UO2(NO3)2.6H2O has a molar mass of 502.13 g/mol. Breaking it down: UO2^2+ contributes 270.03 (U at 238.029 + 2 O at 31.998), 2 NO3^- contribute 124.01, and 6 H2O contribute 108.09 (6 x 18.015). The anhydrous form is 394.04 g/mol. The hexahydrate is the form normally found on lab shelves and in commerce because anhydrous uranyl nitrate is hygroscopic to the point of being impractical to handle without a dry box.
What is the PUREX process?
PUREX (Plutonium Uranium Reduction Extraction) was developed at Knolls Atomic Power Lab in the late 1940s and deployed at Hanford and Savannah River. Spent fuel rods are mechanically chopped, dissolved in 8 M HNO3, and contacted with 30 vol% tributyl phosphate (TBP) in kerosene or dodecane. UO2(NO3)2 and Pu(NO3)4 extract into the organic phase as neutral TBP adducts; fission products and minor actinides stay in the aqueous raffinate. Selective reduction of Pu(IV) to Pu(III) using Fe(II) or U(IV) strips plutonium back to a separate aqueous phase. The remaining uranyl nitrate is then back-extracted into dilute nitric acid for re-conversion to UO2 or UF6. La Hague processes about 1,700 tHM/year using this exact chemistry.

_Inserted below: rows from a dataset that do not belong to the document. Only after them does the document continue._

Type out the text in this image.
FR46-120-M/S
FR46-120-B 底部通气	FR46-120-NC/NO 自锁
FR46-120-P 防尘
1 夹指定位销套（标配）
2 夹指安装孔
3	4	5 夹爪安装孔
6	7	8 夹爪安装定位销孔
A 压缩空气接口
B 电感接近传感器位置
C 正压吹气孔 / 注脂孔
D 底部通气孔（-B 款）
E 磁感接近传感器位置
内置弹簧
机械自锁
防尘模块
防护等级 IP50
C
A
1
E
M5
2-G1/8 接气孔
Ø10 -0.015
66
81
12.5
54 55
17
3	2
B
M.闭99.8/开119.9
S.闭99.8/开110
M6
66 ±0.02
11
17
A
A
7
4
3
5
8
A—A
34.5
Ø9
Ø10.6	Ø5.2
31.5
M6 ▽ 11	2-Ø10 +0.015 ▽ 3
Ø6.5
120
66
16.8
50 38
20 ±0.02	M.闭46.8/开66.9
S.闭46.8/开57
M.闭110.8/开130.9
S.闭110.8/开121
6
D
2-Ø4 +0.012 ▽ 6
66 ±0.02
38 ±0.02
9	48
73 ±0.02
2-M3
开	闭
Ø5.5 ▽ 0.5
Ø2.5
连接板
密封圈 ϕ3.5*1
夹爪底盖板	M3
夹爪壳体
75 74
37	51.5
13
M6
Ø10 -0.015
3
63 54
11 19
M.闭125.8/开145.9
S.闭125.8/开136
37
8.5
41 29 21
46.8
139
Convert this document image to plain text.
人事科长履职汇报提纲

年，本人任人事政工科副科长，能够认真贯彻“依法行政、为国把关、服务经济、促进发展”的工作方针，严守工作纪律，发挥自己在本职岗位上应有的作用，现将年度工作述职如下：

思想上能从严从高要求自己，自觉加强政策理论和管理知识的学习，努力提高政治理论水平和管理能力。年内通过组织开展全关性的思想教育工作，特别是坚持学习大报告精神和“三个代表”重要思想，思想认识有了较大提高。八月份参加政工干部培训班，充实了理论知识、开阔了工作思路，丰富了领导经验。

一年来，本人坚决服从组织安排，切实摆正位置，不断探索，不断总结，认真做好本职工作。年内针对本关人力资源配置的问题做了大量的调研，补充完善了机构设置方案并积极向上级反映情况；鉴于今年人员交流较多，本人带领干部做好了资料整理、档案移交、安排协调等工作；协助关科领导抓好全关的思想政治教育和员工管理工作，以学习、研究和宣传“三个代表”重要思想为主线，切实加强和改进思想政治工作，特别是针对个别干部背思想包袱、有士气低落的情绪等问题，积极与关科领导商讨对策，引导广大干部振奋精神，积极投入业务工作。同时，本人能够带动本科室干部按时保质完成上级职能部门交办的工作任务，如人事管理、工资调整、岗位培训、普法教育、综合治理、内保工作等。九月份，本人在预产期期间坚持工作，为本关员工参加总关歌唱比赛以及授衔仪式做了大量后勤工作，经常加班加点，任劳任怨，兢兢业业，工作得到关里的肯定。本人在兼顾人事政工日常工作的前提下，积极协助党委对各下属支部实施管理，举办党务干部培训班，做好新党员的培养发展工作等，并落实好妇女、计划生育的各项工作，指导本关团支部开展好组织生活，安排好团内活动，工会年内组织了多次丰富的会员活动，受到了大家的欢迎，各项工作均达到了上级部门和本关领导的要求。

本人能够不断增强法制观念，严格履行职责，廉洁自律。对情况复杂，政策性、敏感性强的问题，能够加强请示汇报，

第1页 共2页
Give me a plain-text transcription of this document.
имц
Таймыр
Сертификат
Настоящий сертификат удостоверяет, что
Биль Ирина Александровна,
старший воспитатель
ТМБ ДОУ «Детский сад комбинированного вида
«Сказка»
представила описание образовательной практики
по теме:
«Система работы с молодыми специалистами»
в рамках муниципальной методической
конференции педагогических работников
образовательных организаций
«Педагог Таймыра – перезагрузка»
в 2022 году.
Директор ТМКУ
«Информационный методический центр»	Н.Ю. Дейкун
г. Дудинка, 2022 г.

Why does uranyl nitrate fluoresce green under UV?
The UO2^2+ uranyl cation has linear O=U=O geometry with low-lying ligand-to-metal charge-transfer (LMCT) excited states centered around 25,000 cm^-1. UV excitation at 365 nm populates the LMCT manifold, and relaxation through a vibronic progression of the symmetric U=O stretch (around 850 cm^-1 spacing) produces the characteristic green-yellow emission centered near 520 nm with sharp peaks at 488, 511, 537, and 565 nm. The vibronic structure is so distinctive that it served as a 19th-century diagnostic for U(VI) presence and is still used today in time-resolved laser fluorescence spectroscopy (TRLFS) to detect uranyl at sub-ppb levels in environmental samples.